The closed-book hallucinations are the dangerous kind — plausible names
like `NXOpen.CAM.MillGeometryBuilder` (real name: `MillGeomBuilder`) or
`NXOpen.Session.Parts.Open` (real: `NXOpen.PartCollection.Open`) that
read fine and fail at compile time. Tool-assisted answering costs ~7 s
per question and eliminated hallucinations entirely.

**Evaluation-driven default.** The original design fused dense, sparse
and exact-name channels with uniform RRF. Measurement showed BGE-M3's
sparse channel *hurt* on this corpus — on the initial 33-query set a
weight sweep (w_sparse ∈ {0.5, 0.3, 0.15}) never recovered the
dense-only baseline, and expanding the golden set to 73 queries
replicated the finding (Recall@5 58.9% → 49.3% when sparse is fused).
The exact-name channel — after reordering its matches (types first,
shortest name first, capped at 3) — matches dense recall while
*improving* MRR (0.420 → 0.445) and guaranteeing literal-name hits. The
default is therefore **dense + exact**; the sparse channel remains
available via the `channels` parameter of `search()`.

## Demo

![Claude Code querying the real NXOpen API through nxopen-mcp](docs/demo.gif)

A real session: asked to write NXOpen code that sets the spindle speed,
Claude Code calls `search_api` (semantic search, English or Chinese) and
`get_class` (members + inheritance chain), then writes code in which every
member — `FeedsBuilder`, `SpindleRpmToggle`, `SpindleRpmBuilder.Value` —
exists in the real API, with NX version info to prove it.

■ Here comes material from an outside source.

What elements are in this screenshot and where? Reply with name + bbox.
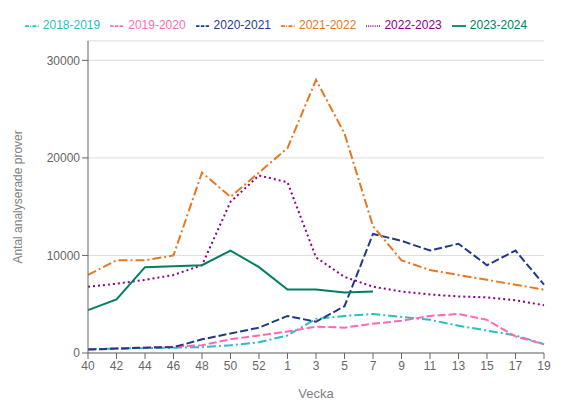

## Sharing a pre-built index

The index is a single SQLite file (~500 MB for a full NX 12 doc set), so
teammates can skip the hours-long build:

1. Install nxopen-mcp (the `[reflect]` extra is not needed — inheritance
   chains are already baked into the index).
2. Copy the index file to `~/.nxopen-mcp/index.db` (or keep it elsewhere
   and pass `--db <path>` to `serve`).
3. Register the server: `claude mcp add -s user nxopen -- nxopen-mcp serve`

A full step-by-step onboarding guide (with troubleshooting):
[docs/setup-prebuilt-index.md](docs/setup-prebuilt-index.md)
([繁體中文版](docs/setup-prebuilt-index.zh-TW.md)).

The BGE-M3 model (~2 GB) still downloads on the first *semantic* query —
it encodes the query text, independent of the index. Exact lookups
(`get_class` / `get_member`) never need the model.

**Licensing boundary:** the index embeds text from Siemens' API
documentation. Sharing it **within an organization whose seats are
licensed for NX** is reasonable; do **not** redistribute index files
publicly — anyone outside your license should build their own with
`nxopen-mcp index`.

## License & IP

Code: MIT (see [LICENSE](LICENSE)). This repository contains **no**
Siemens files — no NXOpen XML docs, no DLLs. The index is built locally
from your own licensed NX installation's documentation via
`nxopen-mcp index` and never leaves your machine.